Sélectionner un mobilier durable, modulable et cohérent
Le mobilier donne sa forme concrète au projet. Il doit être ergonomique, solide, facile à déplacer si l’organisation évolue, et cohérent avec l’image de l’entreprise. Le bureau bench reste une solution efficace, mais il ne suffit pas à lui seul à créer un bon environnement de travail. Le choix des meubles doit suivre les usages, pas seulement le style.
Composer une palette de meubles utiles
Un open space équilibré combine des benchs, des sièges ergonomiques, des caissons ou casiers, des armoires basses, des tables de réunion, des assises informelles et des éléments acoustiques. Les meubles bas, autour de 110 cm de hauteur lorsqu’ils servent de séparation, peuvent structurer l’espace sans couper la lumière ni donner une impression de cloisonnement excessif.
Les rangements sont souvent sous-estimés. Pourtant, ils réduisent l’encombrement visuel, facilitent le flex office et évitent que les documents s’accumulent sur les postes. Des casiers individuels, des armoires partagées et des zones dédiées au matériel commun rendent le plateau plus lisible. Un espace de travail reste plus calme quand chaque chose a sa place.
Vérifier le cadre réglementaire et le confort sanitaire
Le Code du travail impose à l’employeur de veiller à la santé et à la sécurité des salariés. Dans un projet d’open space, cela implique de prendre au sérieux l’aération, l’éclairage, la circulation, le bruit et l’accessibilité. L’INRS évoque notamment un repère de 25 m³ d’air neuf par heure et par personne pour les locaux de travail.
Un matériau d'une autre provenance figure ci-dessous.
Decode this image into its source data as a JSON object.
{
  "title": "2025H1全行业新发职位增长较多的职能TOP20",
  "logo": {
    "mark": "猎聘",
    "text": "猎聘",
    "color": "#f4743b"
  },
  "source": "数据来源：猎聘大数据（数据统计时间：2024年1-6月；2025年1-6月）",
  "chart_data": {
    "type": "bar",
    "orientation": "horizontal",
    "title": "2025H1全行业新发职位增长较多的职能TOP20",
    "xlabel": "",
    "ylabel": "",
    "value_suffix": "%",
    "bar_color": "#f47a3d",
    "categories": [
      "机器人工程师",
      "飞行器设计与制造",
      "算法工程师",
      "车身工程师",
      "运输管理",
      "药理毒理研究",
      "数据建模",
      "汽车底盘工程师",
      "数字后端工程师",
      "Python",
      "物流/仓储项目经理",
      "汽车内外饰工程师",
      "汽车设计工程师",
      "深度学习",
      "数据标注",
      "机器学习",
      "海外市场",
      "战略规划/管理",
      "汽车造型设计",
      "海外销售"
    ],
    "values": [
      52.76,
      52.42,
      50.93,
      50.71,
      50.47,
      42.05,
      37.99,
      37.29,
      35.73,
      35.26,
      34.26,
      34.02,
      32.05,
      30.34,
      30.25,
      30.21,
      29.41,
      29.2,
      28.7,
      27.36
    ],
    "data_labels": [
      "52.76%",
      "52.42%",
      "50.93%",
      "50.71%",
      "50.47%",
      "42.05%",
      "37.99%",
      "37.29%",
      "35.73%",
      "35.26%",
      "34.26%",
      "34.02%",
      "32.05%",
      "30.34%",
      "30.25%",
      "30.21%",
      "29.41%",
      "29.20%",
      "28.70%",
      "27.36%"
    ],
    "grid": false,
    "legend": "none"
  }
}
Faire intervenir un space planner, un bureau d’études ou un spécialiste de l’aménagement de bureaux peut sécuriser les choix lorsque le plateau est complexe, que les effectifs évoluent ou que des travaux sont prévus. L’objectif n’est pas seulement d’obtenir un plan esthétique, mais un espace capable de soutenir le travail réel : fluide, calme, identifiable et adaptable. La conformité renforce aussi la crédibilité du projet.